The pleasures of ATP go on and on: a surprisingly incredible DJ set by hip-hop inventor Kool Herc late night at the poolside bar, filled with deep cuts, killer transitions, overlaid beats, and a few classics; the ear-blowing wall of sound belonging to the Sunn O)))/Boris supergroup with power chords cascading from amp stack to amp stack like minimalist blocks of orchestral sound; a mellow pick-up hardball game hosted by Shellac’s Bob Weston in a pasture abutting the flooded baseball diamond, bordered by a brook, and a shady knoll for spectators; the room-clearing obliteration of Lee Ranaldo and Alan Licht’s Text of Light; Wooden Shjips’ surf-kraut jams. Besides the occasional six-flight stair-climb, there were few downsides. (The second stage is too low, impossible to see the musicians except from the front row.)

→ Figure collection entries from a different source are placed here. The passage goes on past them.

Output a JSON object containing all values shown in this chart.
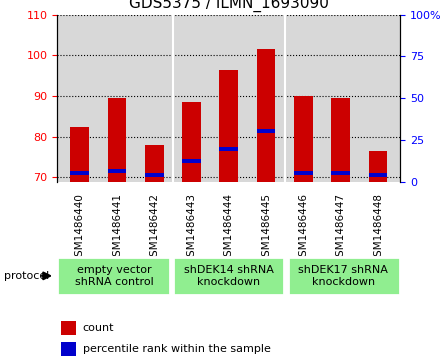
{
  "title": "GDS5375 / ILMN_1693090",
  "samples": [
    "GSM1486440",
    "GSM1486441",
    "GSM1486442",
    "GSM1486443",
    "GSM1486444",
    "GSM1486445",
    "GSM1486446",
    "GSM1486447",
    "GSM1486448"
  ],
  "count_values": [
    82.5,
    89.5,
    78.0,
    88.5,
    96.5,
    101.5,
    90.0,
    89.5,
    76.5
  ],
  "percentile_values": [
    71.0,
    71.5,
    70.5,
    74.0,
    77.0,
    81.5,
    71.0,
    71.0,
    70.5
  ],
  "ylim_left": [
    69,
    110
  ],
  "ylim_right": [
    0,
    100
  ],
  "yticks_left": [
    70,
    80,
    90,
    100,
    110
  ],
  "yticks_right": [
    0,
    25,
    50,
    75,
    100
  ],
  "bar_color": "#cc0000",
  "percentile_color": "#0000cc",
  "grid_color": "#000000",
  "plot_bg_color": "#d8d8d8",
  "sample_bg_color": "#d8d8d8",
  "protocol_color": "#90ee90",
  "protocol_groups": [
    {
      "label": "empty vector\nshRNA control",
      "start": 0,
      "end": 3
    },
    {
      "label": "shDEK14 shRNA\nknockdown",
      "start": 3,
      "end": 6
    },
    {
      "label": "shDEK17 shRNA\nknockdown",
      "start": 6,
      "end": 9
    }
  ],
  "protocol_label": "protocol",
  "legend_count_label": "count",
  "legend_percentile_label": "percentile rank within the sample",
  "title_fontsize": 11,
  "tick_fontsize": 8,
  "sample_fontsize": 7.5,
  "proto_fontsize": 8,
  "legend_fontsize": 8,
  "bar_width": 0.5,
  "group_boundaries": [
    0,
    3,
    6,
    9
  ]
}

Even the lack of internet and Twitter access was kind of nice. I got my news from the New York Times for the first time in years (and remembered my great uncle Herb’s sage summary of their sports section: “yesterday’s scores tomorrow”). Hell, if I’d had Twitter access, I probably wouldn’t have written a blog post.

No corporate sponsorship, good vibrations, and arguably the most fun music festival in the world.